Forget Russia and Ukraine, it’s time for the world to see the UK and the EU go to a head-on clash, yet again. Bottlenecks in the Brexit trade treaty are believed to have ignited this fresh clash between the two parties.
EU and UK go into a trade war
The UK wants to rewrite some trade treaties of Brexit, related to the Northern Ireland region. However, the European Union says that Brexit trade treaties have become a part of international law, and they can’t be renegotiated.
UK, on the other hand, is threatening to scrap the treaties altogether if its concerns are not addressed. So, European Union is now saying that the tensions could very well escalate into a trade war between the two powers.
And given the EU’s resolve to punish the UK, it can be expected that the EU’s trade sanctions on the UK will be powerful enough to scuttle the British economy
Why are the two powers engaging in a tussle?
For the unawares, the Northern Ireland Protocol of Brexit allows free trade movement across the EU and Northern Ireland; however, the free flow of goods from the UK into Northern Ireland is discouraged under the treaty.
Before Brexit, such problems never existed since the UK itself was a part of the European Union. However, after Brexit, the EU required the incoming goods from the UK to go through standard and quality checks at the borders.
Now, under the Brexit trade treaty, to which the Boris Johnson government had previously agreed to, it was agreed that this quality check and paperwork would not take place at the Ireland-Northern Ireland border but at Irish ports in the Irish Sea instead.
To put things simply, Northern Ireland could now trade freely with the EU but not with the UK. Now, pro-UK unionist elements in Northern Ireland are opposing this treaty quite vigorously. They say the treaty undermines Northern Ireland’s relations with Great Britain.
This opposition by the unionists can also toss the region into the political abyss. Under Northern Ireland’s power-sharing government, the support of the pro-UK ‘The Democratic Unionists’ Party (DUP) is required to form a government in the UK-controlled territory.
Truss minces no words
So, London is under pressure from the DUP and other unionist elements in Northern Ireland. UK’s foreign secretary Liz Truss recently said the government would ‘not shy away from taking action’ if it can’t reach an agreement with the bloc. The EU warns that trade restrictions on the UK could be imposed in retaliation if the protocol is scrapped unilaterally.
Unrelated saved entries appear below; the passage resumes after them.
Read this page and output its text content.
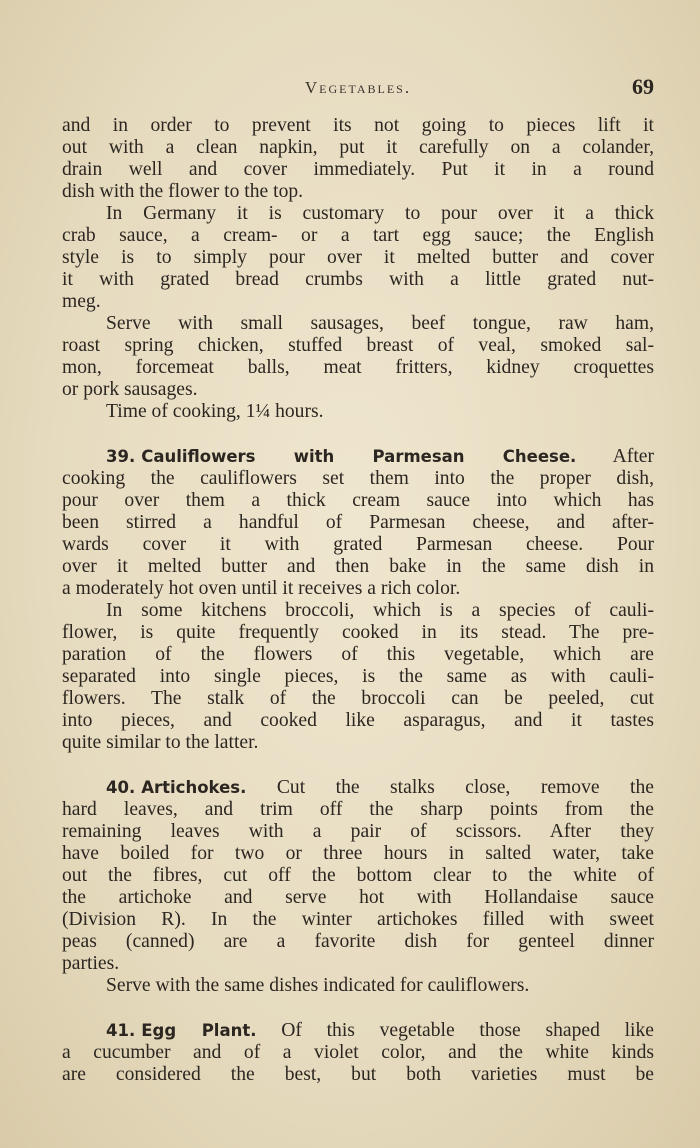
Vegetables.	69
and in order to prevent its not going to pieces lift it
out with a clean napkin, put it carefully on a colander,
drain well and cover immediately. Put it in a round
dish with the flower to the top.
In Germany it is customary to pour over it a thick
crab sauce, a cream- or a tart egg sauce; the English
style is to simply pour over it melted butter and cover
it with grated bread crumbs with a little grated nut-
meg.
Serve with small sausages, beef tongue, raw ham,
roast spring chicken, stuffed breast of veal, smoked sal-
mon, forcemeat balls, meat fritters, kidney croquettes
or pork sausages.
Time of cooking, 1¼ hours.
39. Cauliflowers with Parmesan Cheese. After
cooking the cauliflowers set them into the proper dish,
pour over them a thick cream sauce into which has
been stirred a handful of Parmesan cheese, and after-
wards cover it with grated Parmesan cheese. Pour
over it melted butter and then bake in the same dish in
a moderately hot oven until it receives a rich color.
In some kitchens broccoli, which is a species of cauli-
flower, is quite frequently cooked in its stead. The pre-
paration of the flowers of this vegetable, which are
separated into single pieces, is the same as with cauli-
flowers. The stalk of the broccoli can be peeled, cut
into pieces, and cooked like asparagus, and it tastes
quite similar to the latter.
40. Artichokes. Cut the stalks close, remove the
hard leaves, and trim off the sharp points from the
remaining leaves with a pair of scissors. After they
have boiled for two or three hours in salted water, take
out the fibres, cut off the bottom clear to the white of
the artichoke and serve hot with Hollandaise sauce
(Division R). In the winter artichokes filled with sweet
peas (canned) are a favorite dish for genteel dinner
parties.
Serve with the same dishes indicated for cauliflowers.
41. Egg Plant. Of this vegetable those shaped like
a cucumber and of a violet color, and the white kinds
are considered the best, but both varieties must be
EU chief Brexit official Maros Sefcovic said Tuesday that the bloc had ‘worked tirelessly to propose creative and durable solutions, showing flexibility on how the Protocol should be implemented.’ He warned that ‘the Protocol, as a cornerstone of the Withdrawal Agreement, is an international agreement. Its renegotiation is not an option. The European Union is united in this position.’
Now, things become scary if we look at this from the prism of the ongoing Russia-Ukraine crisis. This trade dispute reflects the sorry state of Western unity and could provide Russia with a window of opportunity to bank upon these differences. Speaking of the European people, the cost of living could drastically go northwards.
A trade war between the EU and UK, at a time when the region is already faced with energy and food shortages, is the last thing Europeans would ever wish to take place. But since no one seems to budge in this ongoing showdown, escalation seems inevitable. And that’s really terrible for Europe.